Mine? EDS. Also got psoriasis, psoriatic arthritis, celiac disease, MCAS and lactose intolerance. There's a cluster of shared symptoms that fall under the umbrella of 'feeling like shit from an early age'. But the thing that got me referred for investigation aged about 4/5 before the diagnoses started racking up and being refined over the years was constipation.

MuchuseasaChocolateTeapot · 01/10/2022 11:42

Dogscratchingaway · 30/09/2022 12:48

Oh wow, ok, I’ve been coming at this all wrong then.
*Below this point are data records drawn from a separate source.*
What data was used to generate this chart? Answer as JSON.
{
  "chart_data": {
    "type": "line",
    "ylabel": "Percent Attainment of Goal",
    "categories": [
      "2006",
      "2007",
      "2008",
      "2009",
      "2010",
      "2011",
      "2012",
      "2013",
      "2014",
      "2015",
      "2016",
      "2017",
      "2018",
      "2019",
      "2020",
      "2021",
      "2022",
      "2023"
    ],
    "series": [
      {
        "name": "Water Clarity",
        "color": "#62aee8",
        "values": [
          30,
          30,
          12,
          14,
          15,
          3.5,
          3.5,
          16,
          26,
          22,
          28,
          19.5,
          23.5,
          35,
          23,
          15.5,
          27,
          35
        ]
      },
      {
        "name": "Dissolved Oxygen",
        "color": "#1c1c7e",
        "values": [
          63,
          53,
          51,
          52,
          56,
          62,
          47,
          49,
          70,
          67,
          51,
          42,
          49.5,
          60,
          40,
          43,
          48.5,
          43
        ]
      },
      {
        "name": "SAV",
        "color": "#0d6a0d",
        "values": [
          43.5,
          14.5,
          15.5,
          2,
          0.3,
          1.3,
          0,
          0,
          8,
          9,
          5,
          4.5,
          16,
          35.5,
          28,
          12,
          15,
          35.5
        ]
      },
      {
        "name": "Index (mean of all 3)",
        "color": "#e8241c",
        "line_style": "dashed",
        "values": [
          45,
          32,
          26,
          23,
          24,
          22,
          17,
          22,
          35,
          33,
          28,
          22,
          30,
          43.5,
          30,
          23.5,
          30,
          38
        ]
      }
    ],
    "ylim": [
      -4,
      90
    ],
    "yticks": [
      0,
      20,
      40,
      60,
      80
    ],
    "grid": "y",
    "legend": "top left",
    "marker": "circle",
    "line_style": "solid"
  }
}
We’ve had a few months of her hitting and kicking when angry and a cup being chucked in my face felt like the last straw.
Ive been so understanding with it all but spoke to my parents and a friend who said that at 4 they shouldn’t still be doing things like this.
No I feel bad for being cross with her, so hard to know what to do for the best

I think I would have been shocked by the cup throwing and I would have told my children that was unacceptable. But I think you were seeing it as an escalation after the hitting and kicking. Hitting and kicking are not okay and it’s that you need to address, you need a consistent conversation and consequence worked out for then.

you sound lovely and caring, you’ll be fine x

Purple52 · 03/10/2022 16:58

She’s 4. She’s adjusting and growing up. She’ll be experiencing different frustrations and not necessarily have the vocabulary to explain it in the right context.

you need to help her.

it’ll be a journey you’re in for many years ! So don’t think you can fix it in a week.

she sounds a bright and interesting person who will have lots to do and say and just needs the support (not saying you aren’t supportive, just your tack needs to change with her).

MrsAukerman · 03/10/2022 19:16

Take her for a scheduled poo daily. My son can be similarly short tempered when he's not realised he needs a poo. He's nearly 8.